I looked up to the gallery and saw what I expected: the door to the yellow room, where J.C. had been sleeping, was open. I couldn’t be certain, but the house had a tangible emptiness that told me she was gone. There had been no cars or workmen’s trucks in sight. Everything was finished. It was a huge relief to me—not just the absence of J.C., but the absence of strangers in my home.

It
was
my home, now. Press might bring any fool into it that he cared to, but I would be here to keep it safe for Eva and ready for when it became Michael’s.

I looked into the kitchen, where Marlene was chopping vegetables for dinner.

“I’m going upstairs to rest for a while. Were there any calls?”

“No, Miss Charlotte. Shall I serve dinner at the usual time?”

“Six o’clock is fine. Are Shelley and Michael in the nursery?”

“She took him out to one of the farm ponds to see the geese. They’ve been making a terrible racket all day. I sent yesterday’s bread with them.”

“But it’s so cold.”

“They were bundled up.”

With that, Marlene turned back to the vegetables and I knew our conversation was over.

Not really satisfied that Michael was sufficiently warm, I thought for a moment that I might follow them out to the pond.
But Nonie’s voice in my head told me to stop being such a worrier. Michael was safe with Shelley, who, while not terribly bright, had lots of experience with toddlers and animals.

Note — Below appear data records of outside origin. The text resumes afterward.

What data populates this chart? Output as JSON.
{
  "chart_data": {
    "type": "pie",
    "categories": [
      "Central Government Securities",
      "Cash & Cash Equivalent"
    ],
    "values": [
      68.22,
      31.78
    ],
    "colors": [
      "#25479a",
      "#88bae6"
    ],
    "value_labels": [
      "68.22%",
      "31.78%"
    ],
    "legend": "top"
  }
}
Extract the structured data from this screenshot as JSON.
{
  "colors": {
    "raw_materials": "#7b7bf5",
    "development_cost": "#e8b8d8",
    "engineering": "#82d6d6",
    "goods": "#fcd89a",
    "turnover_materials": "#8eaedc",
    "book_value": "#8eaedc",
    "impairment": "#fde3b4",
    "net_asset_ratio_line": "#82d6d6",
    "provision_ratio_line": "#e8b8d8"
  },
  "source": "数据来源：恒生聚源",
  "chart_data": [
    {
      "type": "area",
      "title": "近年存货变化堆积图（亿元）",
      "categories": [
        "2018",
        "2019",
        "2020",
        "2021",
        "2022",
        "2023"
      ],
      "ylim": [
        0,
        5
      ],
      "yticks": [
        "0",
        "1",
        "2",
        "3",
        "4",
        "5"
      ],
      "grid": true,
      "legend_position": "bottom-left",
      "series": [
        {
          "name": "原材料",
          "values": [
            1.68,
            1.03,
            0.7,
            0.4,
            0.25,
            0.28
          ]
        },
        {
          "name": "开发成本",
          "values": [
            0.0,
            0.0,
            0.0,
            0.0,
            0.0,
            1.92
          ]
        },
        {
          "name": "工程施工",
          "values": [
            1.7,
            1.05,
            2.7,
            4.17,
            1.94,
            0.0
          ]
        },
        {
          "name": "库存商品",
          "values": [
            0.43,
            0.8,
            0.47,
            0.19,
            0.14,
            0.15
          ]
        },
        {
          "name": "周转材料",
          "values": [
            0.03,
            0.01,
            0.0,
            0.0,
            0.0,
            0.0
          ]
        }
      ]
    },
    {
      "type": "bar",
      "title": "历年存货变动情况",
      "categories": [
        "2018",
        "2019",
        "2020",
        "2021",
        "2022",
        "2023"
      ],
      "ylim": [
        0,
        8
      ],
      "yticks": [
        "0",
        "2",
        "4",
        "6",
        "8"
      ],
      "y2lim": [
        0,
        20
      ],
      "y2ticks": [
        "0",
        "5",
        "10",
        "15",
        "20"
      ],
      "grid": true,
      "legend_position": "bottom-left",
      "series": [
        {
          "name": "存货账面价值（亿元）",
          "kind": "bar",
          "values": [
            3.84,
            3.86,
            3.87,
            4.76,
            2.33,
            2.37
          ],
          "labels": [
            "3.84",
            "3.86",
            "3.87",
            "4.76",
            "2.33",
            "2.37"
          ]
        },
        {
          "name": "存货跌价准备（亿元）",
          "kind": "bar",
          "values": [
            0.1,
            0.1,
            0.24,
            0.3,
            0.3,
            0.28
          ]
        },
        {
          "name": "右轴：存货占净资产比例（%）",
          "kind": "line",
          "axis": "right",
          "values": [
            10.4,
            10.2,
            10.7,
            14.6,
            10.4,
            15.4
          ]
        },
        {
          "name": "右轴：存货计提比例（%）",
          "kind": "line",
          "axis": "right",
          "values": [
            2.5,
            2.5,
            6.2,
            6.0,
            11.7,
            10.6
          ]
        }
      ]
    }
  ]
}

As I went upstairs, watched by all the expectant faces of the portraits lining the walls, I remembered that I’d missed another hair appointment. I had used a new round hairbrush and hairspray to keep my hair neat, and teased it, but perhaps it did need a trim. When I reached the second-floor gallery, I stopped at the gilt-framed Italian mirror that Olivia had sent home from one of her antique-shopping trips to New York.

Holly had been wrong. The face looking back at me in the mirror didn’t look tired at all. My makeup was still fresh from the morning, and the area beneath my eyes held only a hint of a shadow. I liked the leaner lines of my face. Nonie had been gently harping at me for months to be more careful with my figure, and I guessed that now she might be satisfied.

As I continued to my room, I passed beneath the corner of the third-floor gallery where Press’s father had hanged himself. I should have been horrified. Afraid. But I felt only pity.

I spent the next two hours—with an interruption to have a snack with a ruddy-cheeked Michael who’d been very excited by the geese—moving my clothes and other belongings into Olivia’s room. It was where I belonged. Afterwards, I took Michael with me into the freshly painted ballroom while Shelley went to tidy the nursery.